Eight years later, Dong-ho’s mother still sometimes hallucinates Dong-ho on the streets of Gwangju. She replays the day of her son’s death, wondering if she could have done more to bring him home and resenting the other young activists for refusing to let her grab Dong-ho before the killing began. Dong-ho’s mother also laments renting out the annex of their family hanok to Jeong-dae and Jeong-mi, though she knows Dong-ho’s friendship with Jeong-dae was a highlight of his life.

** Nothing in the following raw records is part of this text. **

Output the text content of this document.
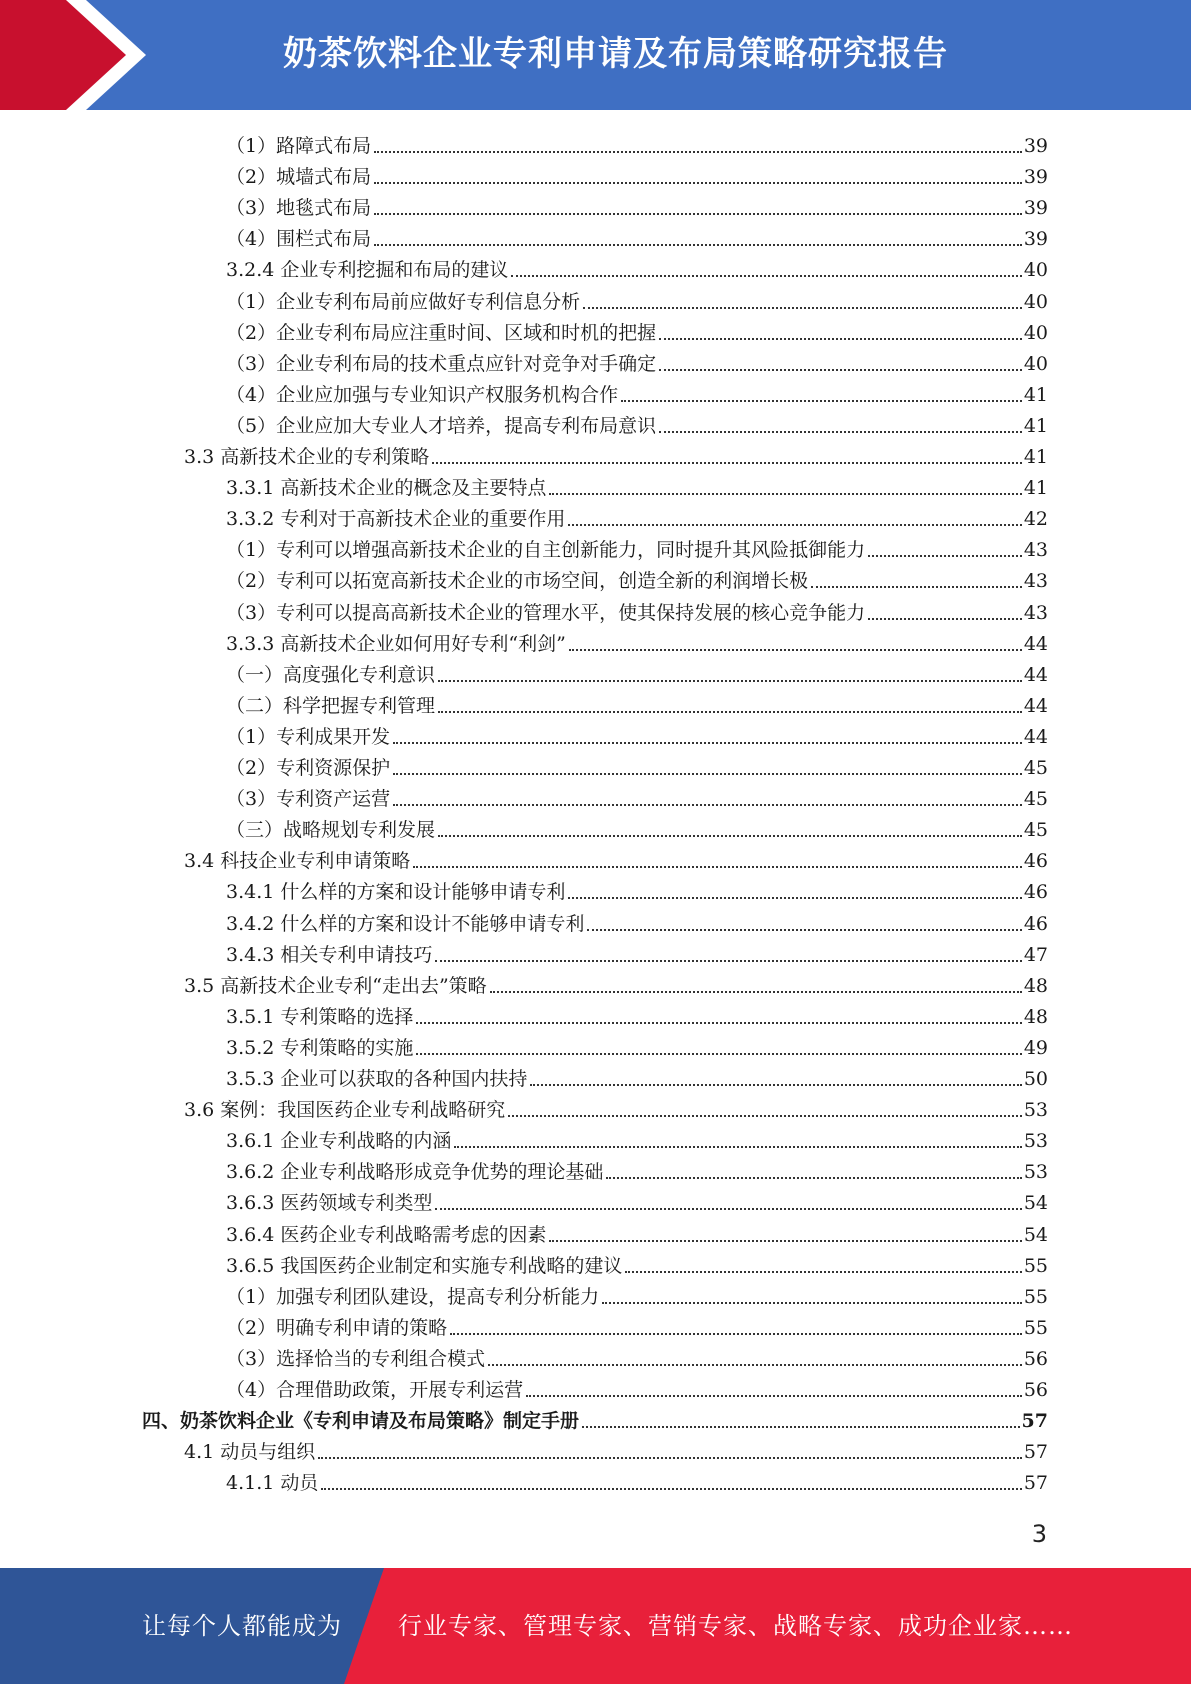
奶茶饮料企业专利申请及布局策略研究报告
（1）路障式布局	39
（2）城墙式布局	39
（3）地毯式布局	39
（4）围栏式布局	39
3.2.4 企业专利挖掘和布局的建议	40
（1）企业专利布局前应做好专利信息分析	40
（2）企业专利布局应注重时间、区域和时机的把握	40
（3）企业专利布局的技术重点应针对竞争对手确定	40
（4）企业应加强与专业知识产权服务机构合作	41
（5）企业应加大专业人才培养，提高专利布局意识	41
3.3 高新技术企业的专利策略	41
3.3.1 高新技术企业的概念及主要特点	41
3.3.2 专利对于高新技术企业的重要作用	42
（1）专利可以增强高新技术企业的自主创新能力，同时提升其风险抵御能力	43
（2）专利可以拓宽高新技术企业的市场空间，创造全新的利润增长极	43
（3）专利可以提高高新技术企业的管理水平，使其保持发展的核心竞争能力	43
3.3.3 高新技术企业如何用好专利“利剑”	44
（一）高度强化专利意识	44
（二）科学把握专利管理	44
（1）专利成果开发	44
（2）专利资源保护	45
（3）专利资产运营	45
（三）战略规划专利发展	45
3.4 科技企业专利申请策略	46
3.4.1 什么样的方案和设计能够申请专利	46
3.4.2 什么样的方案和设计不能够申请专利	46
3.4.3 相关专利申请技巧	47
3.5 高新技术企业专利“走出去”策略	48
3.5.1 专利策略的选择	48
3.5.2 专利策略的实施	49
3.5.3 企业可以获取的各种国内扶持	50
3.6 案例：我国医药企业专利战略研究	53
3.6.1 企业专利战略的内涵	53
3.6.2 企业专利战略形成竞争优势的理论基础	53
3.6.3 医药领域专利类型	54
3.6.4 医药企业专利战略需考虑的因素	54
3.6.5 我国医药企业制定和实施专利战略的建议	55
（1）加强专利团队建设，提高专利分析能力	55
（2）明确专利申请的策略	55
（3）选择恰当的专利组合模式	56
（4）合理借助政策，开展专利运营	56
四、奶茶饮料企业《专利申请及布局策略》制定手册	57
4.1 动员与组织	57
4.1.1 动员	57
3
让每个人都能成为 行业专家、管理专家、营销专家、战略专家、成功企业家……
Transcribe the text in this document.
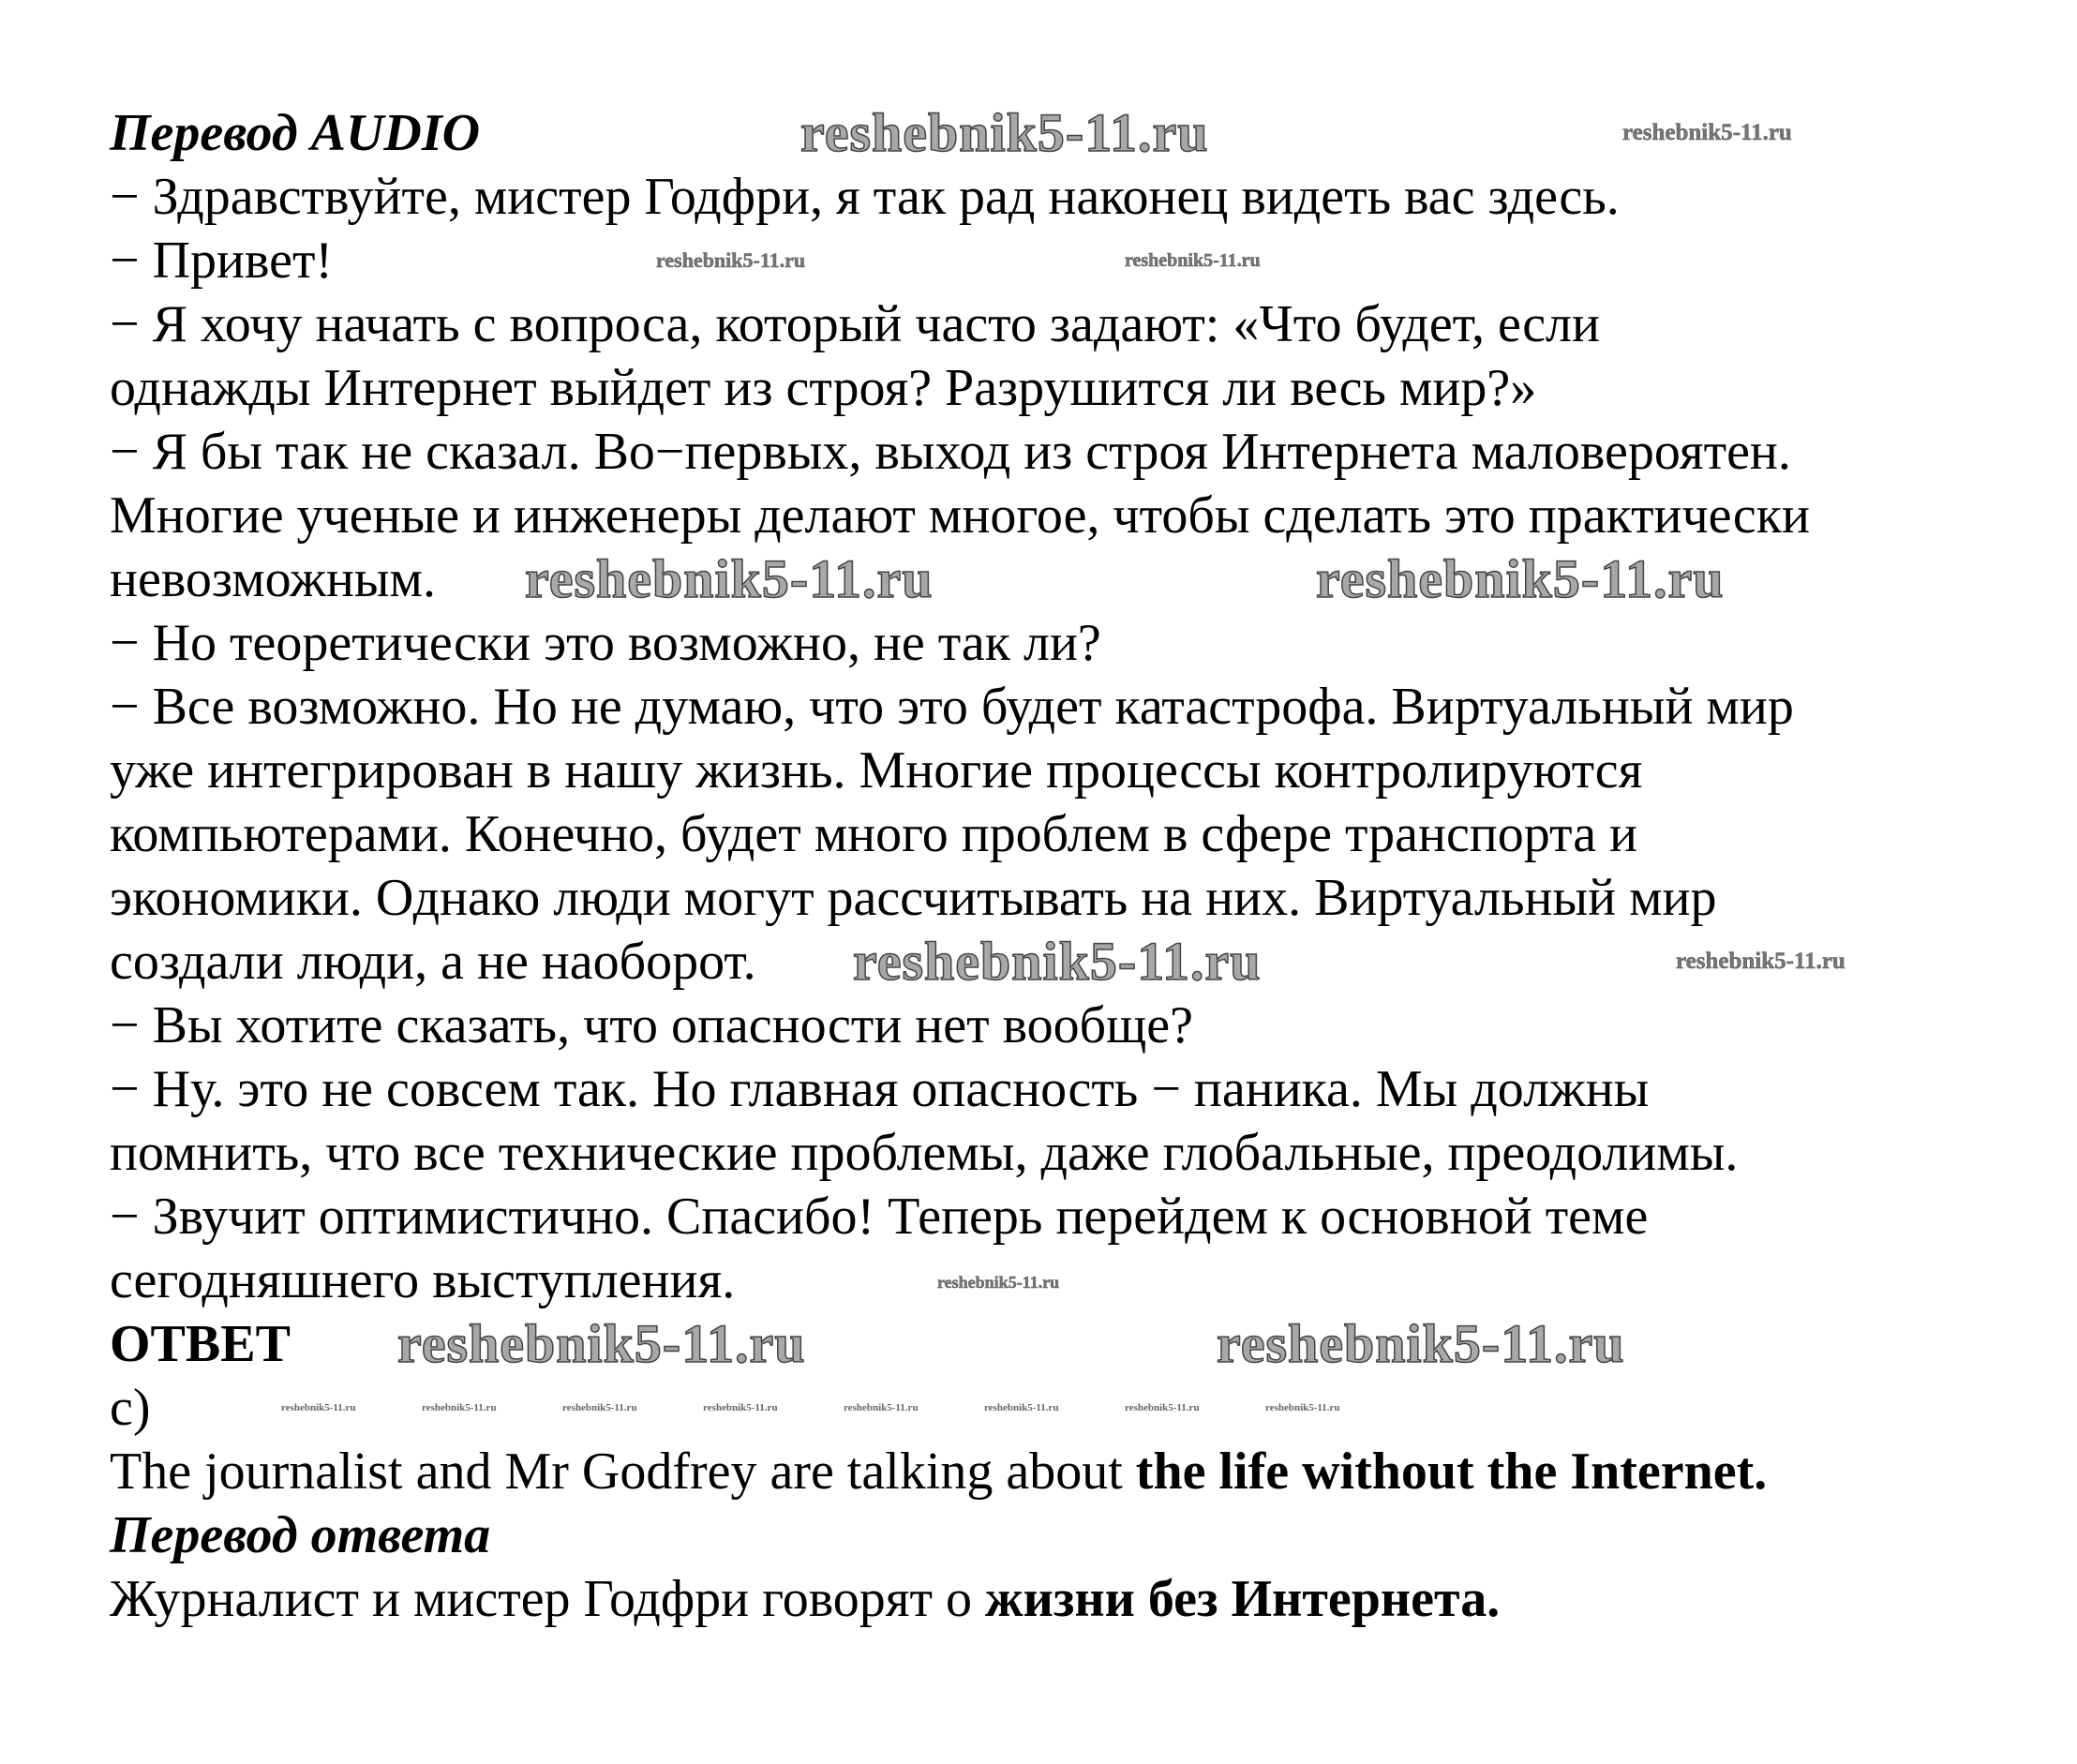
Перевод AUDIO
− Здравствуйте, мистер Годфри, я так рад наконец видеть вас здесь.
− Привет!
− Я хочу начать с вопроса, который часто задают: «Что будет, если
однажды Интернет выйдет из строя? Разрушится ли весь мир?»
− Я бы так не сказал. Во−первых, выход из строя Интернета маловероятен.
Многие ученые и инженеры делают многое, чтобы сделать это практически
невозможным.
− Но теоретически это возможно, не так ли?
− Все возможно. Но не думаю, что это будет катастрофа. Виртуальный мир
уже интегрирован в нашу жизнь. Многие процессы контролируются
компьютерами. Конечно, будет много проблем в сфере транспорта и
экономики. Однако люди могут рассчитывать на них. Виртуальный мир
создали люди, а не наоборот.
− Вы хотите сказать, что опасности нет вообще?
− Ну. это не совсем так. Но главная опасность − паника. Мы должны
помнить, что все технические проблемы, даже глобальные, преодолимы.
− Звучит оптимистично. Спасибо! Теперь перейдем к основной теме
сегодняшнего выступления.
ОТВЕТ
c)
The journalist and Mr Godfrey are talking about the life without the Internet.
Перевод ответа
Журналист и мистер Годфри говорят о жизни без Интернета.
reshebnik5-11.ru	reshebnik5-11.ru
reshebnik5-11.ru	reshebnik5-11.ru
reshebnik5-11.ru	reshebnik5-11.ru
reshebnik5-11.ru	reshebnik5-11.ru
reshebnik5-11.ru
reshebnik5-11.ru	reshebnik5-11.ru
reshebnik5-11.ru	reshebnik5-11.ru	reshebnik5-11.ru	reshebnik5-11.ru	reshebnik5-11.ru	reshebnik5-11.ru	reshebnik5-11.ru	reshebnik5-11.ru
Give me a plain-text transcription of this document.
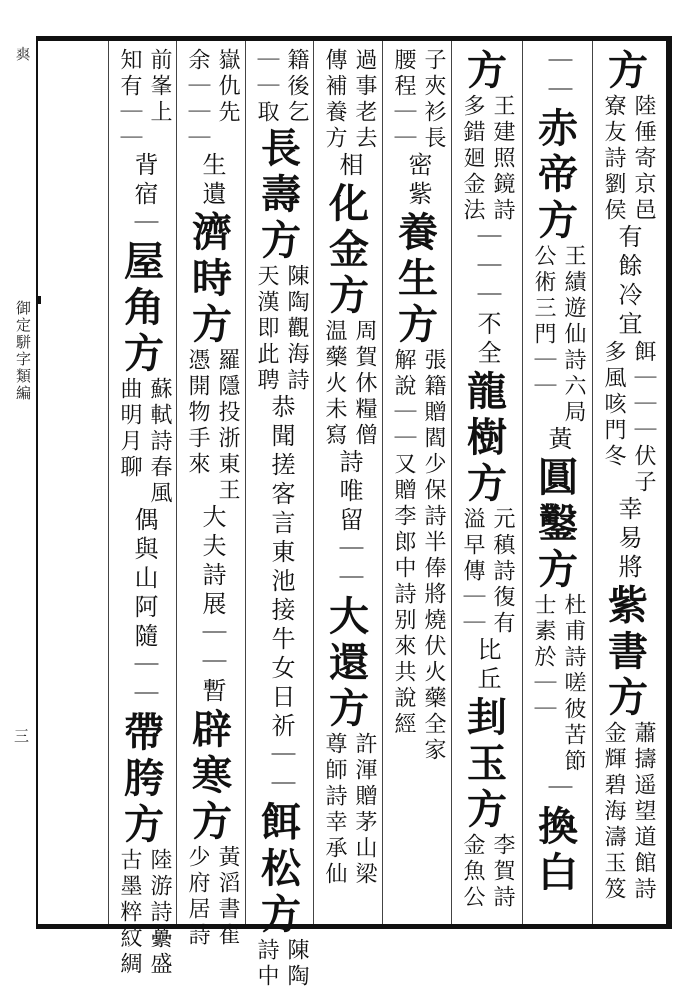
𤕤
御定駢字類編
三
方
陸倕寄京邑
寮友詩劉侯
有餘冷宜
餌｜｜｜伏子
多風咳門冬
幸易將
紫
書
方
蕭擣遥望道館詩
金輝碧海濤玉笈
｜｜
赤
帝
方
王績遊仙詩六局
公術三門｜｜
黃
圓
鑿
方
杜甫詩嗟彼苦節
士素於｜｜
｜
換
白
方
王建照鏡詩
多錯廻金法
｜｜｜不全
龍
樹
方
元稹詩復有
溢早傳｜｜
比丘
刲
玉
方
李賀詩
金魚公
子夾衫長
腰程｜｜
密紫
養
生
方
張籍贈閻少保詩半俸將燒伏火藥全家
解說｜｜又贈李郎中詩别來共說經
過事老去
傳補養方
相
化
金
方
周賀休糧僧
温藥火未寫
詩唯留｜｜
大
還
方
許渾贈茅山梁
尊師詩幸承仙
籍後乞
｜｜取
長
壽
方
陳陶觀海詩
天漢即此聘
恭聞搓客言東池接牛女日祈｜｜
餌
松
方
陳陶
詩中
嶽仇先
余｜｜｜
生遺
濟
時
方
羅隱投浙東王
憑開物手來
大夫詩展｜｜
暫
辟
寒
方
黃滔書崔
少府居詩
前峯上
知有｜｜
背宿｜
屋
角
方
蘇軾詩春風
曲明月聊
偶與山阿隨｜｜
帶
胯
方
陸游詩虆盛
古墨粹紋綢
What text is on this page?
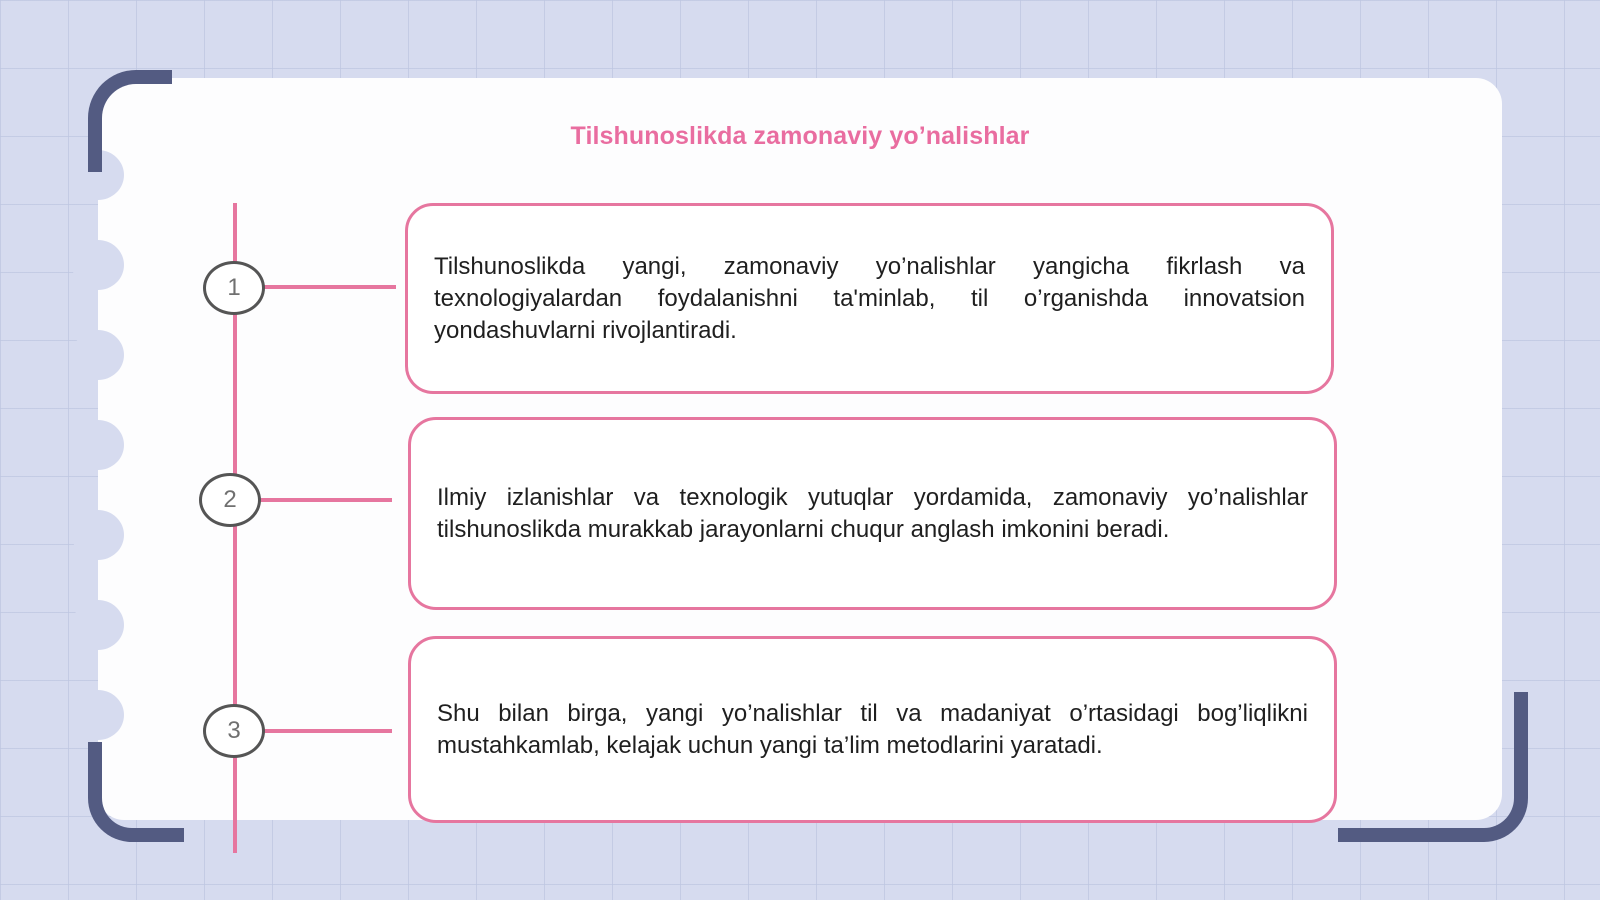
Tilshunoslikda zamonaviy yo’nalishlar
1
2
3

Tilshunoslikda yangi, zamonaviy yo’nalishlar yangicha fikrlash va texnologiyalardan foydalanishni ta'minlab, til o’rganishda innovatsion yondashuvlarni rivojlantiradi.

Ilmiy izlanishlar va texnologik yutuqlar yordamida, zamonaviy yo’nalishlar tilshunoslikda murakkab jarayonlarni chuqur anglash imkonini beradi.

Shu bilan birga, yangi yo’nalishlar til va madaniyat o’rtasidagi bog’liqlikni mustahkamlab, kelajak uchun yangi ta’lim metodlarini yaratadi.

Dong-ho’s older brother has moved away, but usually when he visits, he and the middle brother fight, blaming each other for Dong-ho’s death. Meanwhile, Dong-ho’s mother gets to know other grieving parents, and they join together to protest, despite arrests and injuries. After Dong-ho’s father dies, however, Dong-ho’s mother loses steam. Now, all she can do is remember, thinking back to the poems Dong-ho used to create.
In 2013, the writer—a stand-in for author Han Kang herself—is beginning to write a book about the Gwangju protests, told from the perspective of Dong-ho and those who loved him. The writer has a personal connection to the uprising: her family used to live in the hanok that they then sold to Dong-ho’s parents. Though the writer moved to Seoul a few months before the protests began, the writer’s father stayed in touch with many friends in Gwangju.
The more the writer studies the Gwangju protests, visiting the 5:18 Research Institute and the house where she used to live, the more she becomes obsessed with Dong-ho and the pain he suffered. Before she leaves Gwangju, the writer visits Dong-ho’s grave, lighting a candle to pay her respects.